Após o fim do concerto da Banda de Infantaria 19, com uma apoteose ovacionada pelo público, estava a menina Aurora a deixar o Jardim com a família, quando viu, pela segunda vez, a velha demente, que fora recém-apupada pelo magote de putos. Desgrenhada, suja, continuava perdida em seus solilóquios e a gritar sem parança. Era, de hábito, inofensiva. Enfurecia-se bastante, porém, quando a malta vinha molestá-la, provocando-a com palavras e gestos indecentes. A pobre mulher retribuía, então, com gestos e palavras ainda mais agressivos.
Como Aurita viesse mais atrás dos Bernardes, ao lado de tia Margarida, esta contou-lhe a história da louca senhora.
Luzia Carrapato, outrora de Avelar e Guimarães, tradicional família minhota, apaixonou-se perdidamente por um judeu polaco, paixão logo correspondida. O pai da moça, de arraigada fé cristã, negou aos jovens qualquer possibilidade de um enlace matrimonial. Transportou-a para uma quinta longínqua de sua propriedade, onde a rapariga ficou reclusa.
O jovem semita foi-lhe ao encontro e com ela fugiu para Viana do Castelo, de onde seguiriam até à Galiza e, depois, para a Polónia. O senhor Matias de Avelar e Guimarães, todavia, contratou os serviços de um bandoleiro, para seguir no encalço dos amantes, matar o rapaz e trazer a fugitiva de volta à casa paterna.
A menina Luzia estava grávida. Ao lhe nascer o filho, o avô minhoto pagou a um nómada cigano uma tarefa imediata: desaparecer com a criança pelo mundo afora e nunca mais passar por aquelas bandas do Minho. Deu-lhe ainda um manhuço de réis a mais, para atender ao sustento do petiz. Esse era um costume bem antigo, desde a Idade Média, sobretudo entre os nobres e abastados.
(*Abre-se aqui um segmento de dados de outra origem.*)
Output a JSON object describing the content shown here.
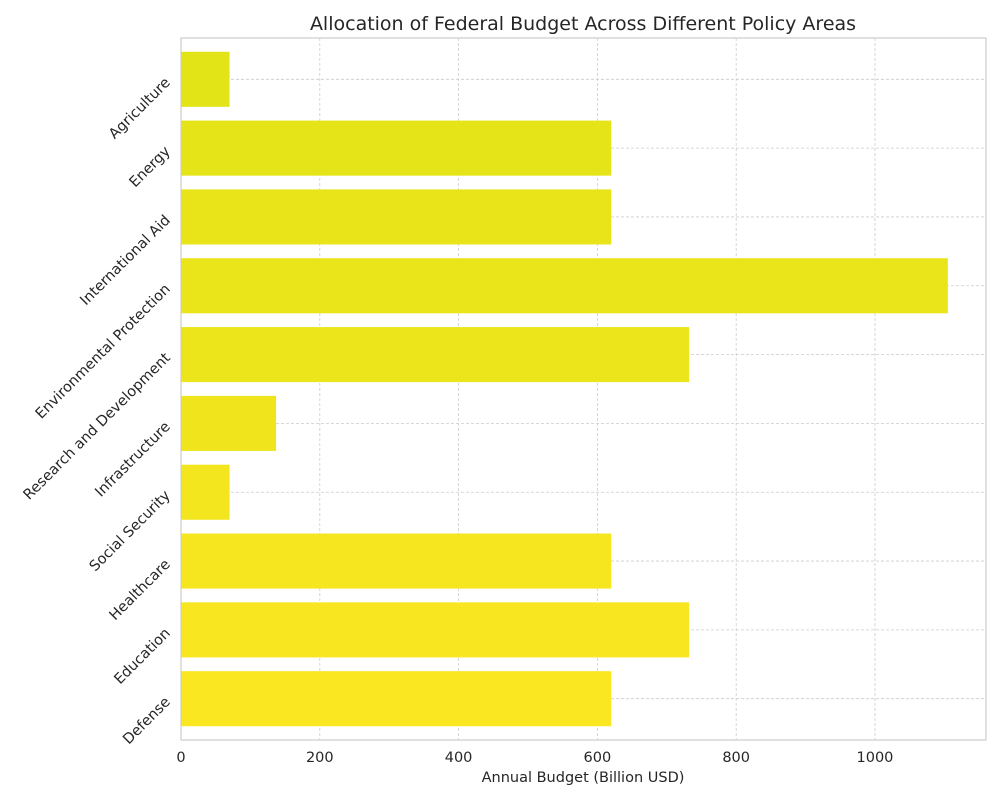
{
  "chart_data": {
    "type": "bar",
    "orientation": "horizontal",
    "title": "Allocation of Federal Budget Across Different Policy Areas",
    "xlabel": "Annual Budget (Billion USD)",
    "ylabel": "",
    "xlim": [
      0,
      1160
    ],
    "xticks": [
      0,
      200,
      400,
      600,
      800,
      1000
    ],
    "categories": [
      "Defense",
      "Education",
      "Healthcare",
      "Social Security",
      "Infrastructure",
      "Research and Development",
      "Environmental Protection",
      "International Aid",
      "Energy",
      "Agriculture"
    ],
    "values": [
      620,
      732,
      620,
      70,
      137,
      732,
      1105,
      620,
      620,
      70
    ],
    "colors": [
      "#fbe622",
      "#f8e621",
      "#f5e61f",
      "#f3e61e",
      "#f0e51c",
      "#ede51b",
      "#eae51a",
      "#e8e419",
      "#e5e418",
      "#e2e418"
    ],
    "grid": true,
    "legend": "none"
  }
}
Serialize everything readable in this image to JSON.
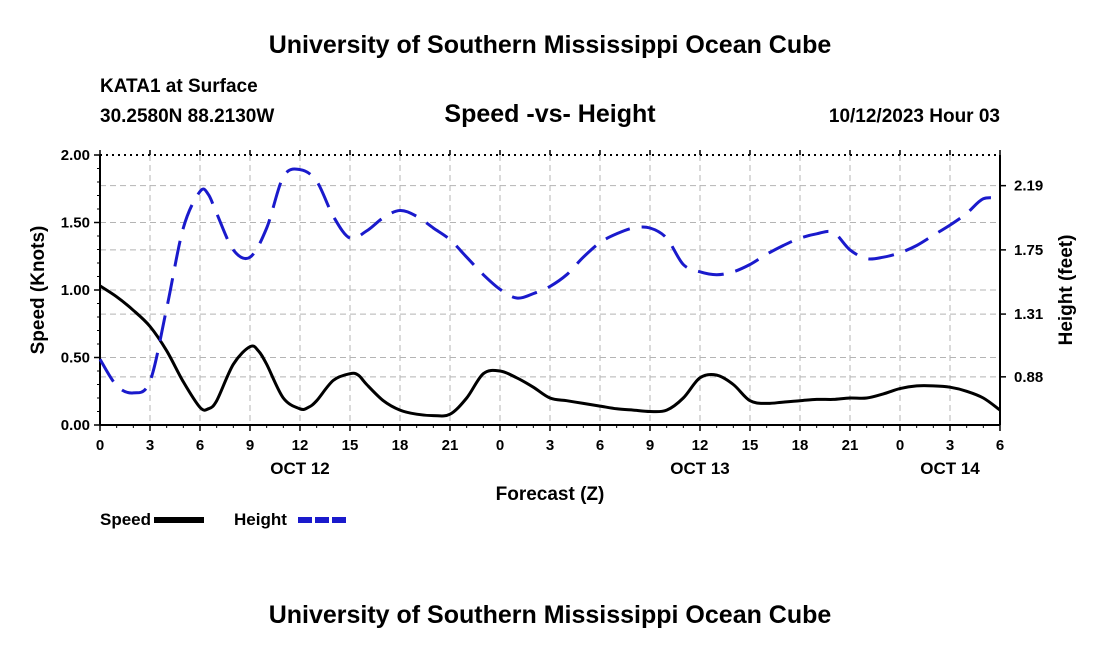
{
  "header": {
    "title": "University of Southern Mississippi Ocean Cube",
    "station": "KATA1 at Surface",
    "coords": "30.2580N  88.2130W",
    "subtitle": "Speed -vs- Height",
    "datetime": "10/12/2023 Hour 03"
  },
  "footer": {
    "title": "University of Southern Mississippi Ocean Cube"
  },
  "chart_data": {
    "type": "line",
    "title": "Speed -vs- Height",
    "xlabel": "Forecast (Z)",
    "ylabel": "Speed (Knots)",
    "y2label": "Height (feet)",
    "xlim": [
      0,
      54
    ],
    "ylim": [
      0,
      2
    ],
    "y2lim": [
      0.55,
      2.4
    ],
    "grid": true,
    "xticks": [
      0,
      3,
      6,
      9,
      12,
      15,
      18,
      21,
      24,
      27,
      30,
      33,
      36,
      39,
      42,
      45,
      48,
      51,
      54
    ],
    "xtick_labels": [
      "0",
      "3",
      "6",
      "9",
      "12",
      "15",
      "18",
      "21",
      "0",
      "3",
      "6",
      "9",
      "12",
      "15",
      "18",
      "21",
      "0",
      "3",
      "6"
    ],
    "date_labels": [
      {
        "hour": 12,
        "label": "OCT 12"
      },
      {
        "hour": 36,
        "label": "OCT 13"
      },
      {
        "hour": 51,
        "label": "OCT 14"
      }
    ],
    "yticks": [
      0,
      0.5,
      1,
      1.5,
      2
    ],
    "ytick_labels": [
      "0.00",
      "0.50",
      "1.00",
      "1.50",
      "2.00"
    ],
    "y2ticks": [
      0.88,
      1.31,
      1.75,
      2.19
    ],
    "y2tick_labels": [
      "0.88",
      "1.31",
      "1.75",
      "2.19"
    ],
    "legend": {
      "placement": "bottom-left"
    },
    "series": [
      {
        "name": "Speed",
        "axis": "left",
        "color": "#000000",
        "style": "solid",
        "x": [
          0,
          1,
          2,
          3,
          4,
          5,
          6,
          6.5,
          7,
          8,
          9,
          9.5,
          10,
          11,
          12,
          12.5,
          13,
          14,
          15,
          15.5,
          16,
          17,
          18,
          19,
          20,
          21,
          22,
          23,
          24,
          25,
          26,
          27,
          28,
          29,
          30,
          31,
          32,
          33,
          34,
          35,
          36,
          37,
          38,
          39,
          40,
          41,
          42,
          43,
          44,
          45,
          46,
          47,
          48,
          49,
          50,
          51,
          52,
          53,
          54
        ],
        "values": [
          1.03,
          0.95,
          0.85,
          0.73,
          0.55,
          0.32,
          0.13,
          0.12,
          0.18,
          0.45,
          0.58,
          0.55,
          0.45,
          0.2,
          0.12,
          0.13,
          0.18,
          0.33,
          0.38,
          0.37,
          0.3,
          0.18,
          0.11,
          0.08,
          0.07,
          0.08,
          0.2,
          0.38,
          0.4,
          0.35,
          0.28,
          0.2,
          0.18,
          0.16,
          0.14,
          0.12,
          0.11,
          0.1,
          0.11,
          0.2,
          0.35,
          0.37,
          0.3,
          0.18,
          0.16,
          0.17,
          0.18,
          0.19,
          0.19,
          0.2,
          0.2,
          0.23,
          0.27,
          0.29,
          0.29,
          0.28,
          0.25,
          0.2,
          0.11
        ]
      },
      {
        "name": "Height",
        "axis": "right",
        "color": "#1a1acc",
        "style": "dashed",
        "x": [
          0,
          1,
          2,
          3,
          4,
          5,
          6,
          6.5,
          7,
          8,
          9,
          10,
          11,
          12,
          13,
          14,
          15,
          16,
          17,
          18,
          19,
          20,
          21,
          22,
          23,
          24,
          25,
          26,
          27,
          28,
          29,
          30,
          31,
          32,
          33,
          34,
          35,
          36,
          37,
          38,
          39,
          40,
          41,
          42,
          43,
          44,
          45,
          46,
          47,
          48,
          49,
          50,
          51,
          52,
          53,
          54
        ],
        "values": [
          1.0,
          0.82,
          0.77,
          0.85,
          1.35,
          1.9,
          2.15,
          2.13,
          2.0,
          1.75,
          1.7,
          1.9,
          2.25,
          2.3,
          2.22,
          1.98,
          1.83,
          1.88,
          1.97,
          2.02,
          1.98,
          1.9,
          1.82,
          1.7,
          1.58,
          1.48,
          1.42,
          1.45,
          1.5,
          1.58,
          1.7,
          1.8,
          1.86,
          1.9,
          1.9,
          1.83,
          1.65,
          1.6,
          1.58,
          1.6,
          1.65,
          1.72,
          1.78,
          1.83,
          1.86,
          1.87,
          1.75,
          1.69,
          1.7,
          1.73,
          1.78,
          1.85,
          1.92,
          2.0,
          2.1,
          2.1
        ]
      }
    ]
  }
}
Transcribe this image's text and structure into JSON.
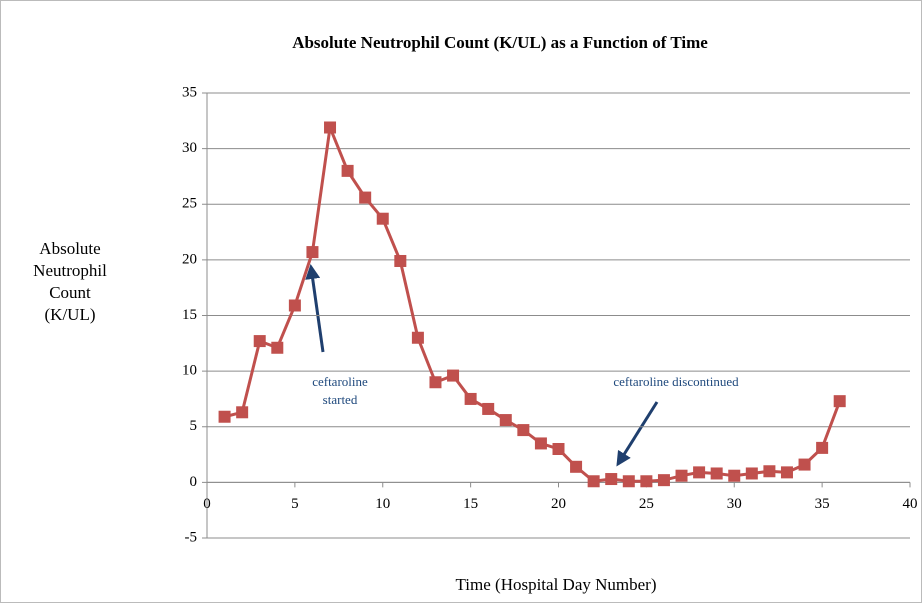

Afirma-se que provém, dessa forma de alienação de crianças bastardas, uma parte do ancestral preconceito contra os ciganos. Alimentou-se, por toda parte, a lenda de que estes roubavam miúdos, cujos pais nunca mais os tornariam a ver. A propagação dessa lenda foi aumentando, cada vez mais, mormente quando se viam nos acampamentos gitanos, sem que lhes soubessem a procedência, crianças de olhos azuis e de tez bem mais clara do que a pele dos demais integrantes do clã.
O que resultou dessas bárbaras ações do pai de Luzia é que a menina enlouqueceu. Em seu desvario, saiu pelo mundo afora a falar de sua dorida história, enquanto ninava panos enrolados como se fosse o filho perdido, para o qual ficava a cantarolar sem harmonia nem pausa. Uma algaravia a que ninguém alcançava compreender.
Essa história deixou a menina Aurora tão impressionada que, nessa noite, perdeu o sono até ao alvorecer. Sentia a modos que o estômago se lhe revirava e dava um nó. Não parava de pensar nos padecimentos da pobre mulher, a sofrer unicamente pelo facto de se entregar aos ditames do amor, até suas últimas consequências. Quando, enfim, conseguiu dormir, viu-se a correr suja e com as melenas desgrenhadas pelas ruas de Chaves, com um bebé de verdade nos braços. Era perseguida por pessoas muito más, que acabavam por encurralar a si e à criança, em um beco escuro e sem saída, onde, ao fundo, havia um homem encapuzado, sinistro e aterrador. Ao se revelar sua face, com olhos encarnados e riso sardónico, ele não era o Papá, mas parecia o Papá, tinha a cara de Papá... e isso fez, de tal sonho, um pesadelo ainda maior.